Chile's Parliament Legalizes Certain Abortions

“Today, women reclaimed a basic right"


The Republic of Chile's parliament has passed legislation to allow abortion under certain circumstances after being introduced by President Michelle Bachelet.

Bachelet, a member of the Socialist Party, praised the vote on Twitter: “Today, women reclaimed a basic right … to choose. I am hopeful that the Constitutional Court will listen to the voice of the majority."

LifeSiteNews has more: 

In language critics called ambiguous at best, the proposed law legalizes aborting a baby 'when the fetus is unviable.' It also allows terminating a baby at any stage of development if she was conceived by rape. It passed 70-45 in the Chamber of Deputies and 22-13 in the Senate.

The next step is for Chile's Constitutional Tribunal to determine in the coming weeks the legality of the new abortion law.

Pro-life leaders in the country decried the law as 'punishing the innocent (baby conceived) and letting the guilty (rapist) off free.' They also argue that the law would encourage women to file false charges of rape.

National Catholic leaders have denounced the bill. Bishop Cristián Cordero of Puerto Montt commented, "The reason given is the 'right of the woman to decide.' To decide on the life or death of your child? Who gave you that right?" The bishop noted the proposed law "contradicts the first human right that is to the protection of life … as indicated in the Chilean Constitution."

Chile's Constitution "guarantees to all persons … the right to life and to the physical and psychological integrity of the individual. The law protects the life of those about to be born."

Chile has been inundated with pro-abortion messaging lately, a two-thirds Catholic country, with "pro-abortion pressure groups both inside and outside of its borders" pushing for its legalization.  

Caludia Dides, director of the pro-abortion group Miles Chile, characterized the vote as "a great triumph that will allow Chilean women to feel safe." She criticized pro-life laws because they "limit individual freedom."

Bishop Cordero advised legislators to "listen to God's command: ‘Thou shalt not kill.'"

Monsignor Cristián Contreras of the Chile Conference of Catholic Bishops said abortion is never "therapeutic" and Catholicism can never condone it. Numerous Catholic hospitals and healthcare facilities vowed never to go along with the bill.

Chile restricted abortion to exceptional cases for decades and outlawed abortion entirely in 1989 under Dictator Augusto Pinochet.

As with all pro-life countries, the law never penalizes saving the life of the mother, even if it indirectly results in the death of her child in the womb. Unfortunately, this latitude is abused by women and abortionists who claim an abortion is for the woman's health. In 2014, more than 30,000 abortions were reported as such "accidents."

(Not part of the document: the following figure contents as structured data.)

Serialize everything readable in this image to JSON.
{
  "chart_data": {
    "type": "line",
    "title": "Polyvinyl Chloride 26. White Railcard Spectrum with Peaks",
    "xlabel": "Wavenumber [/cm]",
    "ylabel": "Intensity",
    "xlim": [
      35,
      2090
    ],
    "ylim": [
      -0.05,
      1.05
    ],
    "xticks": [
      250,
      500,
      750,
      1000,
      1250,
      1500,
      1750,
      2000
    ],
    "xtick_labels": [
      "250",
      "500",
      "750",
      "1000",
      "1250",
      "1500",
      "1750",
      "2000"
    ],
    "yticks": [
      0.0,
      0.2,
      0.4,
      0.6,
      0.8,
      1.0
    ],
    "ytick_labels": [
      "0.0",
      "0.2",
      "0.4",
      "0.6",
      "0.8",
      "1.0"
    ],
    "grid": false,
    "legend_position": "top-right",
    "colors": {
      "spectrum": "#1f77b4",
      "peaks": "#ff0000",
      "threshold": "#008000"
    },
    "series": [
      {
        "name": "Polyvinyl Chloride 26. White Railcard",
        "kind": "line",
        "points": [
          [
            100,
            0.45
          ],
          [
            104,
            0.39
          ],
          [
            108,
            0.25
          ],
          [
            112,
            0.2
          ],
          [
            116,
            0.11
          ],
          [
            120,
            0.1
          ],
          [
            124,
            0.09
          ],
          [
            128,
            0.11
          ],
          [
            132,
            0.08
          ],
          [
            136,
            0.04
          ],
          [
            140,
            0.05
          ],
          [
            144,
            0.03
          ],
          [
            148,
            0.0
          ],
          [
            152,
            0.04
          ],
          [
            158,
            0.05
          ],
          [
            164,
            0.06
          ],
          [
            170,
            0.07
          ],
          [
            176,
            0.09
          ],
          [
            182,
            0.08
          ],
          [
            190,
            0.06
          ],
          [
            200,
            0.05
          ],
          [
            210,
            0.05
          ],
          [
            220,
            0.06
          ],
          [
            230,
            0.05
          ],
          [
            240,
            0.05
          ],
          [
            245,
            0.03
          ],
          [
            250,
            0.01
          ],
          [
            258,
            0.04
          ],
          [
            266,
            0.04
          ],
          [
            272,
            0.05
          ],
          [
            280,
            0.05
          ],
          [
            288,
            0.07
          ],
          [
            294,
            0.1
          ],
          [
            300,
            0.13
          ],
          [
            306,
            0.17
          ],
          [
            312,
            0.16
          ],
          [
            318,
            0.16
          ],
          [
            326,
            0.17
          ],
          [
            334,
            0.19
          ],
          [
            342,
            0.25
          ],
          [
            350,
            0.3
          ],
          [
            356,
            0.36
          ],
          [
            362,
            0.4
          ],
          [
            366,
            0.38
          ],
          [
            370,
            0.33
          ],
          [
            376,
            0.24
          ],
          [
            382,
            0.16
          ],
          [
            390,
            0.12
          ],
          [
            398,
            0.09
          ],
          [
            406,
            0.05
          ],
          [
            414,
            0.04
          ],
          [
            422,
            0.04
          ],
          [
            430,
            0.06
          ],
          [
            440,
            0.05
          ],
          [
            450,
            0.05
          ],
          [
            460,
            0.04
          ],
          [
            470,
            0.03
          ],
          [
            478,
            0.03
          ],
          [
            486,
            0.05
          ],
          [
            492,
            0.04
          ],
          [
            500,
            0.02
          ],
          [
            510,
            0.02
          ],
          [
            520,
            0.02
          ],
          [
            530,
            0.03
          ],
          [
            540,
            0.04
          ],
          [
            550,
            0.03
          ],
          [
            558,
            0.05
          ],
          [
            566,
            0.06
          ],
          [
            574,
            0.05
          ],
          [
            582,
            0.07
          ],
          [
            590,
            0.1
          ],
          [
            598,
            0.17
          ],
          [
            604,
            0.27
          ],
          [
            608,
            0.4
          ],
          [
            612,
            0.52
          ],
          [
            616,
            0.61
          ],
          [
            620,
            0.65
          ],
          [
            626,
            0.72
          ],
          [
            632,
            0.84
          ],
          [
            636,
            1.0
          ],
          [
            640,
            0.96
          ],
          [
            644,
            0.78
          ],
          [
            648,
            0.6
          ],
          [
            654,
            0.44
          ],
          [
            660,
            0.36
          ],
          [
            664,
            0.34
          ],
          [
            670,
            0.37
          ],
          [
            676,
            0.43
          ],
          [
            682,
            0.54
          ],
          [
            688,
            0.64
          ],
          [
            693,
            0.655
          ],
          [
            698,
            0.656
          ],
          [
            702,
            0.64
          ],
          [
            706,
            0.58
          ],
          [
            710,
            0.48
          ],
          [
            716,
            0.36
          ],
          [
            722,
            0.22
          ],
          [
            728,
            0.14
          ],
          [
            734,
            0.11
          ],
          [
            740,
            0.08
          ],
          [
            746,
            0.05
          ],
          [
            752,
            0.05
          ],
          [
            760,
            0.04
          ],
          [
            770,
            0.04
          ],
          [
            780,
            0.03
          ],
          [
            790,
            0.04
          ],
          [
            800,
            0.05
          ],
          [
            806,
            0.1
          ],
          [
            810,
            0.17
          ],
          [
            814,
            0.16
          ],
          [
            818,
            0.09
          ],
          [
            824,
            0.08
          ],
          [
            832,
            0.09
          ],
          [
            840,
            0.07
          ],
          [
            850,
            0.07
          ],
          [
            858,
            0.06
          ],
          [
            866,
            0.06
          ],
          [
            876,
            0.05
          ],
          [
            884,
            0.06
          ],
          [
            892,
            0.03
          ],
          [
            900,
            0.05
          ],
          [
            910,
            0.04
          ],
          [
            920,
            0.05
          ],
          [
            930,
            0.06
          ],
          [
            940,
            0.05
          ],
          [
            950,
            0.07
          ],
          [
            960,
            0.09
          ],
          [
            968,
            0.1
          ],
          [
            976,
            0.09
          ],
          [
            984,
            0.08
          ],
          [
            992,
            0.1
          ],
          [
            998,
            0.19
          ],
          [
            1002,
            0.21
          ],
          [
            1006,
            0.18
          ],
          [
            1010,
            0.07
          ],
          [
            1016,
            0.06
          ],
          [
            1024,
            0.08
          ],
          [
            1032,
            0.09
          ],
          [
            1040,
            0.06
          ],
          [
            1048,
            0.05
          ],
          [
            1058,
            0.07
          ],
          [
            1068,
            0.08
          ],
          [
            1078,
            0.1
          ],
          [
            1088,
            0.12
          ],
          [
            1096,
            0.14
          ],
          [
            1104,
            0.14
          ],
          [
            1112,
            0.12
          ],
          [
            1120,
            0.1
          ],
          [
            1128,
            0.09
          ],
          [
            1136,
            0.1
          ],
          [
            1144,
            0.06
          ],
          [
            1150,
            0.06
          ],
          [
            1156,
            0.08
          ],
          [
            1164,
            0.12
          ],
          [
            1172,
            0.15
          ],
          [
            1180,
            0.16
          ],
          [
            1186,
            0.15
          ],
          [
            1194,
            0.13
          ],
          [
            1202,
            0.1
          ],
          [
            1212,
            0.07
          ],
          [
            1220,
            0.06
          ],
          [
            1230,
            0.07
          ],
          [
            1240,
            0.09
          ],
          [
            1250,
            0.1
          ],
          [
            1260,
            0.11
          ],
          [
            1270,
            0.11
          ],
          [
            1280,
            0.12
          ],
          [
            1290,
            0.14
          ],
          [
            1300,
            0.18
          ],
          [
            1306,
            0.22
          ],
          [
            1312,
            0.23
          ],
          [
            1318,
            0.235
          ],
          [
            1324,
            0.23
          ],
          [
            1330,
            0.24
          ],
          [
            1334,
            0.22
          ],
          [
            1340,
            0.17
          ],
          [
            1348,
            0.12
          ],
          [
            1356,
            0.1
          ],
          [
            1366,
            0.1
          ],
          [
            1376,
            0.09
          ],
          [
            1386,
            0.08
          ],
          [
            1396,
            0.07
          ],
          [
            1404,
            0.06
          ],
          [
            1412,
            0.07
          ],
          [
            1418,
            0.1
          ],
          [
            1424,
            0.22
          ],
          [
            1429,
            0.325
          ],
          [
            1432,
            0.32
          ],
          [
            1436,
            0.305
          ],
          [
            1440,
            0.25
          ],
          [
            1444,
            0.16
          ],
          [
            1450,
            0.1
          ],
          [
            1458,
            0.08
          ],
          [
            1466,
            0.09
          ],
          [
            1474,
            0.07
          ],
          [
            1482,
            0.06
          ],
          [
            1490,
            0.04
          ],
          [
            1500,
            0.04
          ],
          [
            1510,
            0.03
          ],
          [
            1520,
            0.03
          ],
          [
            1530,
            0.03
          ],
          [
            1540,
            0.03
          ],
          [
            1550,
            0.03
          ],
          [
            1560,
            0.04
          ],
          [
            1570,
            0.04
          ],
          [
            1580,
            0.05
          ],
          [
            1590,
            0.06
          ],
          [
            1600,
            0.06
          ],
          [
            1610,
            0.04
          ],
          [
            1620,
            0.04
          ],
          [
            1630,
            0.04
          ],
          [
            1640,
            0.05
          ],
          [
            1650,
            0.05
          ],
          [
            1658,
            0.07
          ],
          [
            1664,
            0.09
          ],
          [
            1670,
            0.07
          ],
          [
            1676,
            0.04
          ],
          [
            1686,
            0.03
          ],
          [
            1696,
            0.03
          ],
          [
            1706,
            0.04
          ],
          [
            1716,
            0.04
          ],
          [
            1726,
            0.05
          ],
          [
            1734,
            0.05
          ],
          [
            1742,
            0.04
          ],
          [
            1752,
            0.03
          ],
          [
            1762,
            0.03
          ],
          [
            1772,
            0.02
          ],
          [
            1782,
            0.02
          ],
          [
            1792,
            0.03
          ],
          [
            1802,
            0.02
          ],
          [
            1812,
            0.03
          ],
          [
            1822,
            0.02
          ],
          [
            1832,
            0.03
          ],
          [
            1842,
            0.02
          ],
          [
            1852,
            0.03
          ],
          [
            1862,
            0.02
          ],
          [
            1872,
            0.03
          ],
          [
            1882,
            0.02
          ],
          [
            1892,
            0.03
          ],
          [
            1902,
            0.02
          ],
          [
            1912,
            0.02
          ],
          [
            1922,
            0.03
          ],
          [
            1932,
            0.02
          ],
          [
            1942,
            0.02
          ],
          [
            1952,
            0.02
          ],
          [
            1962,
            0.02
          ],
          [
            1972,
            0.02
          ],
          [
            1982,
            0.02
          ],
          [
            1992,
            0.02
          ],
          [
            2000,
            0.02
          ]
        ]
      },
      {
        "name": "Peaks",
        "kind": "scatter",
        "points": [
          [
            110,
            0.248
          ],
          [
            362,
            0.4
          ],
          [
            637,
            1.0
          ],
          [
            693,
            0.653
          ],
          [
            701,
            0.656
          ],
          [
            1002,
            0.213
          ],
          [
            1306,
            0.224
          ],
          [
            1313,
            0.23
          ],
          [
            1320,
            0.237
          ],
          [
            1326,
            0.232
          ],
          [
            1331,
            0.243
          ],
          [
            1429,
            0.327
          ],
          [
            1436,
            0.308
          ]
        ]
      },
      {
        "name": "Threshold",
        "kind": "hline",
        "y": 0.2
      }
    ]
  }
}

The New York Times reported that tens of thousands of illegal abortions are committed in Chile every year. Activists say those abortions are "unsafe" and the new law will make abortion less dangerous. Under current Chilean law, caught and convicted abortionists can be sentenced up to three years in prison.  

The bill now goes before Chile's Constitutional Tribunal for approval. The Tribunal is headed by Carlos Carmona, an abortion-supporting Bachelet appointee, until August 29.  He will be replaced by pro-life conservative Ivan Arostica, so the Bachelet administration lobbied legislators to rush the vote in order to get the bill before the Tribunal while Carmona can still cast the deciding vote.

Bachelet's term as president ends next year. Before being elected for the second time, she was the executive director of the United Nations office of Gender Equality and the Empowerment of Women.

Though Latin America is largely a Catholic stronghold of morality, liberalism has slowly crept in among the upper classes in recent decades.